= Heart-kun =

Individual Chihuahua dog

Heart-kun (ハート君) is a Chihuahua born with a heart-shaped patch of brown hair on its white coated body.

== History ==
Heart-kun was born in Ōdate, Akita, Japan on May 18, 2007, at the Pucchin Dog's shop. Born in a litter, Heart-kun was the only one of the group to have a heart-shaped patch. Shop owner Emiko Sakurada, who has bred more than 1,000 puppies over the course of several years, said that she had never seen such unique markings. "Kun" is an honorific that is appended most often to male names.

Heart-kun's owner, Sakurada, has received many requests from people who wish to buy him. Sukarada has rejected these requests, believing that the dog's special patch is giving her and her family luck. Two months after Heart-kun's birth, Sakurada's sister, Maki Matsuyama, won the lottery and a concert ticket. Matsuyama attributes this good fortune to Heart-kun.

The pattern of a dog's fur is determined by genes. Heart-kun likely had a heart-shaped design on his coat because he had a collection of genes that induced brown fur, as well as a second collection dictating that the brown fur would be amalgamated with white patterns.

Over 200,000 people watched videos of Heart-kun on YouTube.

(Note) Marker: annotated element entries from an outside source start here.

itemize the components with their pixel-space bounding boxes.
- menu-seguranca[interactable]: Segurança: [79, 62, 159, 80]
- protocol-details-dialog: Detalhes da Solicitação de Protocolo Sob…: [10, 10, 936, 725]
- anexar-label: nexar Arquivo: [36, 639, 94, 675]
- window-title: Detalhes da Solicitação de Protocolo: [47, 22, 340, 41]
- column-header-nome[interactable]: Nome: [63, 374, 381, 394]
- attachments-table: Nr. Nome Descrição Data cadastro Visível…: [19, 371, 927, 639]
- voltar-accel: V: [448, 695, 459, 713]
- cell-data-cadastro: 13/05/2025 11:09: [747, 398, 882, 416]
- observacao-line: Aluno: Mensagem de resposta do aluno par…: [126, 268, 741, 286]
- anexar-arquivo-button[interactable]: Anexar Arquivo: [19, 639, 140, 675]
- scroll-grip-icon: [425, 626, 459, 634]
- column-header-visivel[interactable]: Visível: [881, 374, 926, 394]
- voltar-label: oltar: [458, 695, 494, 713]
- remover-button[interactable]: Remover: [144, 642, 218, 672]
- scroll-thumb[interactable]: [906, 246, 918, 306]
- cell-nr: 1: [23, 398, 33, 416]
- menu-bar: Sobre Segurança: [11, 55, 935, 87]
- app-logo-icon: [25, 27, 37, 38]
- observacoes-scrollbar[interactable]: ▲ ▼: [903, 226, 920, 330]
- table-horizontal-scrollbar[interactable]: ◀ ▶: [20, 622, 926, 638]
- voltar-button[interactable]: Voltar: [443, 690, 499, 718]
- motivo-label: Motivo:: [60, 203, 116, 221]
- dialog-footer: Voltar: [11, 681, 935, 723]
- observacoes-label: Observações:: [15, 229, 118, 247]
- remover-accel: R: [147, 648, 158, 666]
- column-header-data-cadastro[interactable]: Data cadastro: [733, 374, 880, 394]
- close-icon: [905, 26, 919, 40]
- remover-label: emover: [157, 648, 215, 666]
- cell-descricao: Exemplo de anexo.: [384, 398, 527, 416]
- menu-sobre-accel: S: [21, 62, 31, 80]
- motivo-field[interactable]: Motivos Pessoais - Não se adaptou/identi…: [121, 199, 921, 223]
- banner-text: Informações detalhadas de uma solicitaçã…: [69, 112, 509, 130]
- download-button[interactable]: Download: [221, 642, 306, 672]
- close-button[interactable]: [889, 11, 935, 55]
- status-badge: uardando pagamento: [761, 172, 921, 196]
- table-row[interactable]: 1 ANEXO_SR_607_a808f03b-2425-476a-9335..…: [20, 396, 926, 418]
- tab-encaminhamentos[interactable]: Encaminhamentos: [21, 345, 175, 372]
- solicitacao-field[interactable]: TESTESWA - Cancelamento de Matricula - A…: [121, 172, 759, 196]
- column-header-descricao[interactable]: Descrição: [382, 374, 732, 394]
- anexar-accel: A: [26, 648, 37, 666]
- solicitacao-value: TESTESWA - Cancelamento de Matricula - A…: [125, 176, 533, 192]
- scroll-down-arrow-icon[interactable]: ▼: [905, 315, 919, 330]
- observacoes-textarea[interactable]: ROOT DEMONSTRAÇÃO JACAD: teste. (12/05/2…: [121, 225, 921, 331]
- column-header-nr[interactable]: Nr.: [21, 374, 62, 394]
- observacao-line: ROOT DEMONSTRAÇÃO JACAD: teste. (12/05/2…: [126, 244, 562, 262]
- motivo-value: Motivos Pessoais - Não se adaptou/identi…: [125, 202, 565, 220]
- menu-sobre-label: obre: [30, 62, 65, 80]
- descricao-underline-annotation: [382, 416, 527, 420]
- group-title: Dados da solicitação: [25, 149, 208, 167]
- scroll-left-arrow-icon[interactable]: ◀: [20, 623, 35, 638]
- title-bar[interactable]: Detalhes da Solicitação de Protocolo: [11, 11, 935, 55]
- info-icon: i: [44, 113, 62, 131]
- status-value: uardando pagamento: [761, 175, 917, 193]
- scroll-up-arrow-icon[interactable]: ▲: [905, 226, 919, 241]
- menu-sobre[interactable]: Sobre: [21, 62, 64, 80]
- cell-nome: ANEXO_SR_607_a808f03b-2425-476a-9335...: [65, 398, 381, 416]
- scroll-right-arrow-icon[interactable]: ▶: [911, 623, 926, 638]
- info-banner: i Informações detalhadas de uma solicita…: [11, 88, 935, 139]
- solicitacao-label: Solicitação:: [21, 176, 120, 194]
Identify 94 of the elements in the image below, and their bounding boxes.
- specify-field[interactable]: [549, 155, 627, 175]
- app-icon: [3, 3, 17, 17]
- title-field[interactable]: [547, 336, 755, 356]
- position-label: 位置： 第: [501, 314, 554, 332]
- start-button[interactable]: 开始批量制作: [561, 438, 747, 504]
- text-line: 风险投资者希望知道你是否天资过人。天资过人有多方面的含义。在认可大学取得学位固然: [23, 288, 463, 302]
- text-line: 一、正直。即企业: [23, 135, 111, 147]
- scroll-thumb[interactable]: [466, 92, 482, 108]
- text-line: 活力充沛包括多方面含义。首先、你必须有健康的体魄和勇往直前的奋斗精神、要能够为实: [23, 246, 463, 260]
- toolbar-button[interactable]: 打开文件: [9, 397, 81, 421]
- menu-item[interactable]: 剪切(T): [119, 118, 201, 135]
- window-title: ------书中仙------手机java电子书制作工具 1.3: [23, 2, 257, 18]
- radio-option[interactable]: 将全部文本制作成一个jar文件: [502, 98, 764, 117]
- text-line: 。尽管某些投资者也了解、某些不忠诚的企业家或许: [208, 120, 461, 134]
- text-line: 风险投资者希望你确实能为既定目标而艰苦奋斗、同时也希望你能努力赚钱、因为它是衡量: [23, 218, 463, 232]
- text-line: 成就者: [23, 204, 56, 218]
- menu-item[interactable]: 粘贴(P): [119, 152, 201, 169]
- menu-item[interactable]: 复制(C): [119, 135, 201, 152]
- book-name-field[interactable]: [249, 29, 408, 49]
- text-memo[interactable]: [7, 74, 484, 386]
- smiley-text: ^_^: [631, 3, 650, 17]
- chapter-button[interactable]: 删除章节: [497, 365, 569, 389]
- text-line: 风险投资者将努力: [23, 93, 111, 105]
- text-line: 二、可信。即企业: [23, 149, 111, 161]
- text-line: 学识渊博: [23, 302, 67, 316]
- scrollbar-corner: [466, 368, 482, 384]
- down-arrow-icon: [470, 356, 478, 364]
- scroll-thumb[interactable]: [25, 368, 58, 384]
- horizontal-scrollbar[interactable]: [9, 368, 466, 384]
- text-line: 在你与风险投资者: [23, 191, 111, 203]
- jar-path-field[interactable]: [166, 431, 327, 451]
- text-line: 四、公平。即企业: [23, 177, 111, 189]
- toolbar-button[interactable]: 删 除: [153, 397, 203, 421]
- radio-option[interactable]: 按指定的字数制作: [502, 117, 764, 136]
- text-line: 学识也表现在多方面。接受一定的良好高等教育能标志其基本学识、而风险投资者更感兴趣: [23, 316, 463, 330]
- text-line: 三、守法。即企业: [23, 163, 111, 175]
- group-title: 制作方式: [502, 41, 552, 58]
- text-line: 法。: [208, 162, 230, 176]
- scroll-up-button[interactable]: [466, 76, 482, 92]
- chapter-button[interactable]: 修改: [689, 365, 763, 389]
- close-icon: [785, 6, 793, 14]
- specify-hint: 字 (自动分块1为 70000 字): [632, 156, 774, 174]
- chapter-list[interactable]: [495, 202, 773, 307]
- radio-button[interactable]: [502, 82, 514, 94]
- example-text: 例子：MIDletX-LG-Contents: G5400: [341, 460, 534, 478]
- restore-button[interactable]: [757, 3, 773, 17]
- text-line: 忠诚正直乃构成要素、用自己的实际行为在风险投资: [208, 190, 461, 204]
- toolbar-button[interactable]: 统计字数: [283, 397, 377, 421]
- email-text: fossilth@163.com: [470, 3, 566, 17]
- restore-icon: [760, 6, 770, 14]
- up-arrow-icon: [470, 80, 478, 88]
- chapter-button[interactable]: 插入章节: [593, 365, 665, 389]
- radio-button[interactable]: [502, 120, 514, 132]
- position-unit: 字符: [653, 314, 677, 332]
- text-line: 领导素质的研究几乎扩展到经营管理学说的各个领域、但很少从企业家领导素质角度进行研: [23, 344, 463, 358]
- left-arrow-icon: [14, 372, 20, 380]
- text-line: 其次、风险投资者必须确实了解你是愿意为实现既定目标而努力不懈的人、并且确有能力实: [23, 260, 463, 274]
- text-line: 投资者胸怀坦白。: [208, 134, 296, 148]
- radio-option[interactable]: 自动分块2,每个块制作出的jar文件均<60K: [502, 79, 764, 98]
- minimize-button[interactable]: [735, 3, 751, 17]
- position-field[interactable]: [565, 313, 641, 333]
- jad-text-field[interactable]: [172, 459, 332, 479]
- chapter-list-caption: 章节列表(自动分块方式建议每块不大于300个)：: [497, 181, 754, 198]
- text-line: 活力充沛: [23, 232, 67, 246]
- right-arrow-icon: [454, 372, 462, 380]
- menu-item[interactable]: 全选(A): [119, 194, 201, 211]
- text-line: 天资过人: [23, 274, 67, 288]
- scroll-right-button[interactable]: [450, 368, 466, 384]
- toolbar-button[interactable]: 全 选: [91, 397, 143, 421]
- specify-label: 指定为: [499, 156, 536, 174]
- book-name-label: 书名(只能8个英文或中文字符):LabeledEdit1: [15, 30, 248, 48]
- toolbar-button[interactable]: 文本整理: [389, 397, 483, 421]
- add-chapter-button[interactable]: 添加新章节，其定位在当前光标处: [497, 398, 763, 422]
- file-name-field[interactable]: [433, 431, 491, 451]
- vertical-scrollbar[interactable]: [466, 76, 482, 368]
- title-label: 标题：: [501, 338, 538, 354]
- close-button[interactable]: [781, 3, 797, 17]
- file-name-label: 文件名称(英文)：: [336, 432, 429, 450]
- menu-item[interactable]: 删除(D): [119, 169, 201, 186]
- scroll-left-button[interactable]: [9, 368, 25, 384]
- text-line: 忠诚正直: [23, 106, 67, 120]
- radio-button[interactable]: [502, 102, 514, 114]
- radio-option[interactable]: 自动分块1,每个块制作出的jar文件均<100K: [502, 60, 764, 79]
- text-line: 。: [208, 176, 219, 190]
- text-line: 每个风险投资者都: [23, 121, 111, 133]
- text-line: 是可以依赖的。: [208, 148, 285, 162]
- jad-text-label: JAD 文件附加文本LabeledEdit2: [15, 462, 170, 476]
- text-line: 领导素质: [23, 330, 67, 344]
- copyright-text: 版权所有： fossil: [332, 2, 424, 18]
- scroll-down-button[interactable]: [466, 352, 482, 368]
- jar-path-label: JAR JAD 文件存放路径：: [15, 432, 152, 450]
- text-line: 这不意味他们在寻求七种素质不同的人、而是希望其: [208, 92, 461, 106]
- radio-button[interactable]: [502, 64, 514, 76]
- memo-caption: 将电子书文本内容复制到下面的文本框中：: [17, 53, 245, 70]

Heart-kun became well known in Japan after a Japanese TV station photographed him.

In August 2009, Heart-kun sired Kokoro-chan, who also possesses a heart-shaped design on its coat. In the same month, Heart-kun's mother, in a litter comprising four puppies, had a pup named Love-kun that possessed the distinct heart-shaped design on its coat. Sakurada reiterated that she would sell neither dog.

A horse with a white heart-shaped patch on its brown head has been given a similar name.